Les niveaux de cortisol salivaire au sixième jour du cycle menstruel n’avaient aucun lien significatif avec les chances de tomber enceinte pendant les fenêtres fertiles du premier cycle menstruel ou de tous les cycles mis en commun.

Comment les chercheurs ont-ils interprété les résultats?

Les chercheurs ont conclu que « le stress réduit significativement la probabilité de conception chaque jour pendant la fenêtre fertile ». Ils affirment que leurs résultats «appuient les messages cliniques et de santé publique visant à aider les couples à se détendre et à minimiser les facteurs de stress lorsqu’ils tentent d’obtenir une grossesse».

Conclusion

Cette recherche a montré un lien entre les niveaux d’alpha amylase et les chances quotidiennes de tomber enceinte dans la fenêtre fertile du premier cycle menstruel d’une femme en essayant de tomber enceinte. Cependant, il y a certaines limites à ces résultats, notamment le fait que le lien entre l’alpha-amylase n’était significatif que dans l’une des analyses effectuées – celle qui portait sur les chances quotidiennes de grossesse dans la période féconde du premier cycle menstruel. Cependant, le lien n’était pas significatif lorsque les chercheurs ont examiné la période fertile dans tous les cycles ou en examinant les chances globales de tomber enceinte dans chaque cycle.

Ils suggèrent que l’absence d’effet significatif dans tous les cycles peut être due aux couples qui sont les plus fertiles à devenir enceintes au premier cycle, et aux femmes qui ont contribué plus d’un cycle sans tomber enceinte pour d’autres raisons. Il est également possible que l’étude n’ait pas été assez grande pour que ses analyses puissent détecter une différence dans la probabilité de tomber enceinte pendant tout le cycle. À la lumière de ces problèmes, les résultats doivent être interprétés avec prudence.

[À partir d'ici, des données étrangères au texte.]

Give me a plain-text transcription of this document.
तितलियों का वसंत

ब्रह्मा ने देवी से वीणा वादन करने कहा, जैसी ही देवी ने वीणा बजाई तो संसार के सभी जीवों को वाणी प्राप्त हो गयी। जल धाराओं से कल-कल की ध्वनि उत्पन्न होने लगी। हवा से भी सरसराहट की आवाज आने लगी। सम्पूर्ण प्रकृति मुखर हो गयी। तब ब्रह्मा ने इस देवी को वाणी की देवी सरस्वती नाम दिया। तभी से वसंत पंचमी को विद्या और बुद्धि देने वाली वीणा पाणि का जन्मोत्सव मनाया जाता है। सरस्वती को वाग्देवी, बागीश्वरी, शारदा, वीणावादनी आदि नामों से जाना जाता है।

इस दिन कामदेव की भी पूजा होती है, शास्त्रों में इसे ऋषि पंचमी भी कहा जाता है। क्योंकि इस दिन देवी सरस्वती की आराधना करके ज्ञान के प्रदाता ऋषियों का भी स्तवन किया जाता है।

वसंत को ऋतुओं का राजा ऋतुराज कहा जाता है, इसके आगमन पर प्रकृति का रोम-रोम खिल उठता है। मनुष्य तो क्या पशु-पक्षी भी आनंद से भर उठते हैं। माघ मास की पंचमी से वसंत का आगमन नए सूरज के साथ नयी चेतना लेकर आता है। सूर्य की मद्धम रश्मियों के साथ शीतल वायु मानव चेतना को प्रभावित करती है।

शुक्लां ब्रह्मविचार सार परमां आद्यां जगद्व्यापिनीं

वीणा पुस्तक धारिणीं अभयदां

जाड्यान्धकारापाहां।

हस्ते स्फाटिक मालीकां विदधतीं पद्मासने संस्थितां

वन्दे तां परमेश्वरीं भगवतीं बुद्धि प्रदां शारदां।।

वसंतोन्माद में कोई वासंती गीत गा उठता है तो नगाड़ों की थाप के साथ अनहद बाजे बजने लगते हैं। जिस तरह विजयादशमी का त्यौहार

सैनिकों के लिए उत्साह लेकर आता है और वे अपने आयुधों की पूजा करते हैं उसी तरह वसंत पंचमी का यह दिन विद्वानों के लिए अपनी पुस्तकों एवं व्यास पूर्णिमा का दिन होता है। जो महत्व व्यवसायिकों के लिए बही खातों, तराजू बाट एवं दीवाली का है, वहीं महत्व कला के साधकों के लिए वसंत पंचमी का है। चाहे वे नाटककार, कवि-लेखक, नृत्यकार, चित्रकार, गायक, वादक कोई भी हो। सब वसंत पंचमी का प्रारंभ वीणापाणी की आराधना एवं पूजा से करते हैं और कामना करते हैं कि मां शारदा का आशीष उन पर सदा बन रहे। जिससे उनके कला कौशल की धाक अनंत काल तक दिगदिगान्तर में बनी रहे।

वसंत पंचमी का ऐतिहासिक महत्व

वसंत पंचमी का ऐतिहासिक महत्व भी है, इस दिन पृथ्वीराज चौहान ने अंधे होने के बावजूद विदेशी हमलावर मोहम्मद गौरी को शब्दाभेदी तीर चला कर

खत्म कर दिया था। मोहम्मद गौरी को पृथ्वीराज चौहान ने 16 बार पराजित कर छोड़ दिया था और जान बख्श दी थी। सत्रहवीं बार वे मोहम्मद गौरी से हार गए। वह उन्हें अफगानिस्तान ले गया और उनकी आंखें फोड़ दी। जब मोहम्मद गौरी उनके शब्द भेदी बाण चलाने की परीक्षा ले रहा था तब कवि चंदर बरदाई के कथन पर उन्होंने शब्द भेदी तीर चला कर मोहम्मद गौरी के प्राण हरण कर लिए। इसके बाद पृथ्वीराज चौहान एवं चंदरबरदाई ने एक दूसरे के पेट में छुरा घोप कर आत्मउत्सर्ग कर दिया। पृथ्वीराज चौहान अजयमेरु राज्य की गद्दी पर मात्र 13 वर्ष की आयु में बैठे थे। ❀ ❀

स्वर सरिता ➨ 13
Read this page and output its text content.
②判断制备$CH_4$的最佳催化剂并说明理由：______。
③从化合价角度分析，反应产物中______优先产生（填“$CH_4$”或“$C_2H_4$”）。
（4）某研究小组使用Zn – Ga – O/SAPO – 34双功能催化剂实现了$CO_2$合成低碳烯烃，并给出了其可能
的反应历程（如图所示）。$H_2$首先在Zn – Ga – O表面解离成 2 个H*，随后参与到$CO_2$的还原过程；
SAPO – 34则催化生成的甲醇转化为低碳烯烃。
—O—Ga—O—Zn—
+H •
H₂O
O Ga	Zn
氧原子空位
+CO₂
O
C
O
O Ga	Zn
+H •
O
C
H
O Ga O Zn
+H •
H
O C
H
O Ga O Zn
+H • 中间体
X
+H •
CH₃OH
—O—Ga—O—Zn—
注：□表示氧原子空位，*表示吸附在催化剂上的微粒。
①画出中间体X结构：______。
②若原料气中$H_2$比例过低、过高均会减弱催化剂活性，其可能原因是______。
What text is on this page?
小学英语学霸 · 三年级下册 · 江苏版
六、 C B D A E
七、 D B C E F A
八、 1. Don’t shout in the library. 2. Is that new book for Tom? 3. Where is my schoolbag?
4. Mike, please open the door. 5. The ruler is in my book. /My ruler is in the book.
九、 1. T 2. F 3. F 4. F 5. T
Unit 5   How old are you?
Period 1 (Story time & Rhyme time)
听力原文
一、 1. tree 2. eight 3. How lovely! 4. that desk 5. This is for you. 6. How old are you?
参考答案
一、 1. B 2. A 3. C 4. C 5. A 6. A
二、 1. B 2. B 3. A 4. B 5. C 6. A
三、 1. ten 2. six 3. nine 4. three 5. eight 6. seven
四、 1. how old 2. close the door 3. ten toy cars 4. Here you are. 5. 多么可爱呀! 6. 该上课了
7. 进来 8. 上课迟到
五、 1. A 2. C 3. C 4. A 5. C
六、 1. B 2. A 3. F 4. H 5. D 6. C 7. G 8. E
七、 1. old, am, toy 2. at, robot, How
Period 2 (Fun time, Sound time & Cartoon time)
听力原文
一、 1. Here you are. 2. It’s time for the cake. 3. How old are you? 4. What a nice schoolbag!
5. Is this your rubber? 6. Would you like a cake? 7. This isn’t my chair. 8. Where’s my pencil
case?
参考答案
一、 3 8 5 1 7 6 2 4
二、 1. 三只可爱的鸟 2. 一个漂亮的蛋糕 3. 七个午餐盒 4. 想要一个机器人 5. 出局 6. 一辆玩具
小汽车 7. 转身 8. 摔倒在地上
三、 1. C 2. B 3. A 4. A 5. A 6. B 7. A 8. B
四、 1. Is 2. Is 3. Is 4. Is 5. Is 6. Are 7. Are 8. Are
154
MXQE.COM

Il y a d’autres points à considérer lorsqu’on regarde les résultats de cette étude:

Le lien avec la fertilité n’a été observé que pour l’alpha amylase et non pour le cortisol. La différence peut être parce que ces marqueurs sont impliqués dans différentes voies de stress dans le corps.

Les marqueurs mesurés ont été utilisés pour donner une mesure objective du stress. On n’a pas demandé aux femmes à quel point elles se sentaient stressées. Par conséquent, nous ne pouvons pas dire de cette étude si les femmes ayant un taux d’alpha-amylase ou de cortisol plus élevé se sentaient plus stressées.

Les niveaux de l’hormone de stress ont été mesurés seulement un jour durant chaque cycle menstruel, et cette mesure peut ne pas refléter les niveaux tout au long du cycle.

Les chercheurs notent que les méthodes utilisées pour collecter la salive peuvent avoir affecté les résultats, car les niveaux des marqueurs de stress peuvent varier tout au long de la journée, mais les femmes n’ont pas été invitées à prélever un échantillon à des heures fixes.

Comme pour toutes les études observationnelles, des facteurs autres que le stress (mesurés par la concentration d’alpha-amylase) peuvent avoir influencé les résultats. Les chercheurs ont essayé de tenir compte de certains facteurs possibles, mais ils peuvent avoir des effets encore inconnus ou non mesurés.

L’étude s’est concentrée sur les marqueurs de stress chez les femelles mais pas chez les mâles: cette recherche ne peut donc pas nous dire si le stress chez le partenaire masculin pourrait affecter les chances de concevoir.

Les résultats de cette étude devront être confirmés dans d’autres recherches. Malgré cela, le stress est susceptible d’avoir un effet sur le bien-être général, et éviter le stress, dans la mesure du possible, semble bénéfique pour la plupart des gens, qu’ils essaient ou non de tomber enceinte.